I smoked cigarettes for over 40 years.
I made a couple of half hearted attempts to quit.
I tried substituting a pipe for cigarettes and quickly learned that I could still smoke just as many cigarettes in addition to smoking the pipe, so I gave up the pipe.
I tried chewing tobacco but that just didn't work for me at all, so I gave up chewing tobacco.
I once tried the patch and seemed to be making some progress for a little while but soon found that I could smoke just as many cigarettes as ever, even while wearing the patch, so I gave up the patch.
Eventually I gave up quitting smoking.
When I had my heart attack the doctor and everyone else at the hospital insisted that I would have to quit smoking. I was not allowed to smoke in my room (Intensive Care no less) and was not allowed to leave the room to smoke, I really wanted a cigarette and I told them that I understood what they were saying and why but did not think that quitting smoking was likely for me.

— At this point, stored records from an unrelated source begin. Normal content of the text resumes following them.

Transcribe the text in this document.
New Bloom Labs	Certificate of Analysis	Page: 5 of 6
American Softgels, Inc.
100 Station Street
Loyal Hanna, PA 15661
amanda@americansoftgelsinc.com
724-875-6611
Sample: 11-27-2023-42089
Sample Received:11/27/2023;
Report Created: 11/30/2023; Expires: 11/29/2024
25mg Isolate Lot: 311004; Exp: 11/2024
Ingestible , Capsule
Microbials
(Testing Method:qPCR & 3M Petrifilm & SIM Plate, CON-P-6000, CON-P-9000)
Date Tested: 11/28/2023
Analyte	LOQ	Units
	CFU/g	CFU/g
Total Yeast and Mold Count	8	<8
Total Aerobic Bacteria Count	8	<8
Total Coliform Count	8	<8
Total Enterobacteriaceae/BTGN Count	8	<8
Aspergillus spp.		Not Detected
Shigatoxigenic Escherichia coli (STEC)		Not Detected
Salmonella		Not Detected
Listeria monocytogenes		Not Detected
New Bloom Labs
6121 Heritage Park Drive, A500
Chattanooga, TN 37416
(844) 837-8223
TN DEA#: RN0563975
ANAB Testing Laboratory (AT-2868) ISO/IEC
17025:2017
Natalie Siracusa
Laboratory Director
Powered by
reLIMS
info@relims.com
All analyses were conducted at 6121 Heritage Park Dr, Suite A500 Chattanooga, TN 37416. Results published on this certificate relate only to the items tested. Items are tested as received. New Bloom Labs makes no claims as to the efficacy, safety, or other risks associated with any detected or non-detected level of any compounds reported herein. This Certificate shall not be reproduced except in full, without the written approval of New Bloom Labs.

Not having a cigarette for 3 days while I was in the hospital seemed tougher than getting the two stints. All my cigarettes were in the company truck and it was still at my office because I had been transported to the hospital from there. When my wife picked me up the first stop was the drug store to fill all my new prescriptions, I also got a box of Marlboro. Told my wife that I would only smoke 2 or 3 a day. I think I actually smoked about 5 the first day, twice that many the next and had to send my wife to the store for more cigarettes on the 3rd day. When I woke up the next morning I only had about half of that second pack left. I made it last until late that night. When I finished that last cigarette, I snuffed it out really well, threw the ash tray in the trash can and announced to my wife that I had just had
my last cigarette.
There were 6 boxes of Marlboro left in the carton under the seat of the company truck. I hauled those 120 cigarettes around for several months, fully expecting to need them when I found it impossible to give them up for good. After a few months I finally gave them away and for the first time in many years I was out of cigarettes and not on my way to the store for more.
Patches and other "methods" of quitting never worked for me. What did work was telling my wife that I was done with smoking. Call it honor, pride, or country bumpkin ways, whatever, it's a matter of not going back on my word which has enabled me not to have so much as a single drag off of a cigarette in about 5 years now. Not to shabby and quitting didn't cost me a cent.